Müzakere masasına toplumdaki tüm sesleri getirmek için, müzakere öncesi özel bir seçim yapılıyor. Bir defalığına, müzakere sürecine özel olarak seçim barajı kaldırılıyor ve böylece toplumdaki tüm seslerin müzakere masasına gelmesi sağlanıyor. O’Donnell:
“Bir anlamda müzakere yapacak kişilerin seçilmesi için seçim yaptık. Eğer sadece ana partiler gelecek deseydik epey kutuplaşmış olacaktı ama biz tüm sesler barış sürecine girsin istedik, işçilerden kadınlara kadar. Kadın koalisyonuna pozitif ayrımcılık yapıldı. Seçimlerden çıkmamasına rağmen müzakere masasında 4 sandalye verildi. Tüm toplumu kesen bir masa oluşturuldu. Büyük partiler o kadar çok ses çıkarıyordu ki, daha çok ve farklı ses olsun istiyorduk. Kadın örgütleri de böyle dahil oldu. Hemşireler, doktor… vs. dahil oldu. Bir tür düşünce açıklığıydı aradığımız. Erkek egemen partiler ve sabit ideolojik pozisyondan gelen insanlardan ziyade bu tarz farklı sesler olsun istedik. Bu süreci çok kolaylaştırdı”.

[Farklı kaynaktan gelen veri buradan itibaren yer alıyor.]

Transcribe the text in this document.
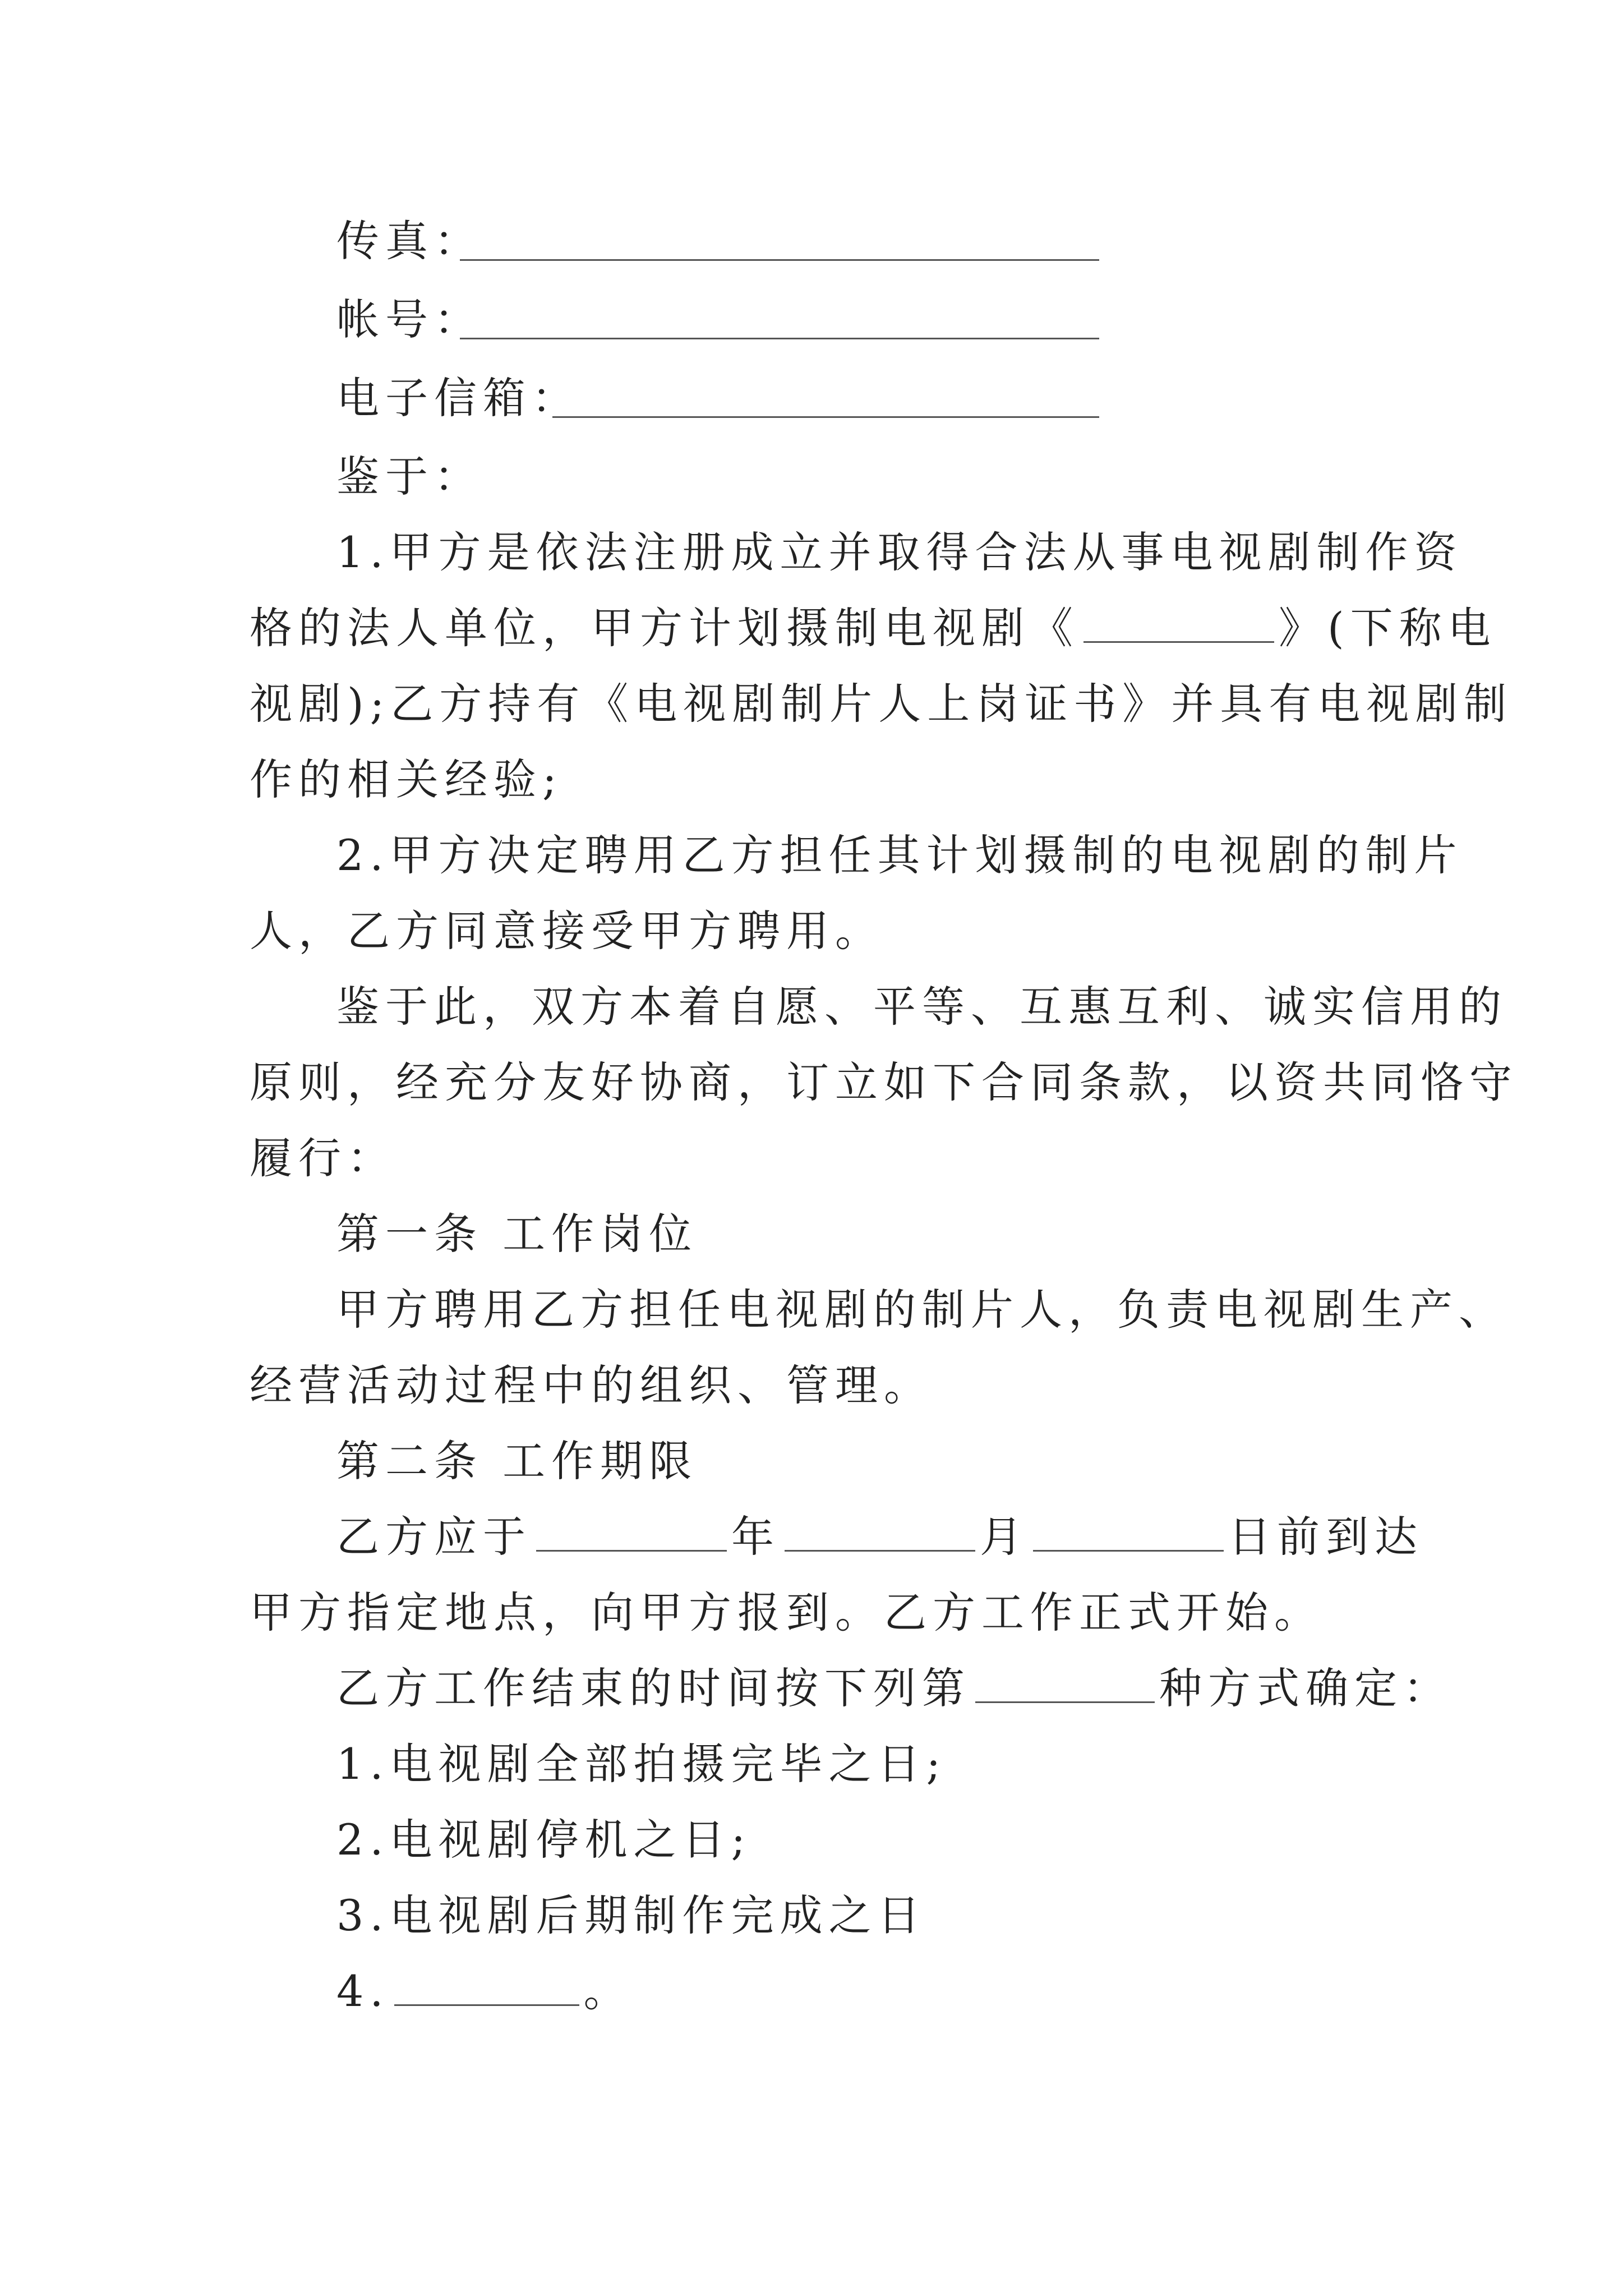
传真：
帐号：
电子信箱：
鉴于：
1.甲方是依法注册成立并取得合法从事电视剧制作资
格的法人单位，甲方计划摄制电视剧《	》(下称电
视剧);乙方持有《电视剧制片人上岗证书》并具有电视剧制
作的相关经验;
2.甲方决定聘用乙方担任其计划摄制的电视剧的制片
人，乙方同意接受甲方聘用。
鉴于此，双方本着自愿、平等、互惠互利、诚实信用的
原则，经充分友好协商，订立如下合同条款，以资共同恪守
履行：
第一条 工作岗位
甲方聘用乙方担任电视剧的制片人，负责电视剧生产、
经营活动过程中的组织、管理。
第二条 工作期限
乙方应于	年	月	日前到达
甲方指定地点，向甲方报到。乙方工作正式开始。
乙方工作结束的时间按下列第	种方式确定：
1.电视剧全部拍摄完毕之日;
2.电视剧停机之日;
3.电视剧后期制作完成之日
4.	。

Toplumun her kesim ve katmanından seslerin bir araya geldiği müzakere masasında hızlı ilerlemek çok kolay değildi. Tüm taraflar müzakereye davet edilmişti, masaya gelmeyi tek bir parti reddetmişti, DUP, Kuzeydeki en büyük Protestan Birlikçi parti. O masaya gelmese de müzakereler devam etti. Görüştüğümüz Glencree Barış ve Uzlaşma Merkezi’nin eski Başkanı Ian White bu durumu şöyle açıklıyor:
“Müzakere masası kapsayıcı olmalı. Bu çok önemli. Herkes odada olmak istemiyor olabilir ama hazır hissettiklerinde odada onlara yer olduğunu bilmeliler.”
Nitekim, hazır hissettiğinde masaya oturması için DUP’un yeri, masaya geleceği 2006 yılına kadar tutuldu.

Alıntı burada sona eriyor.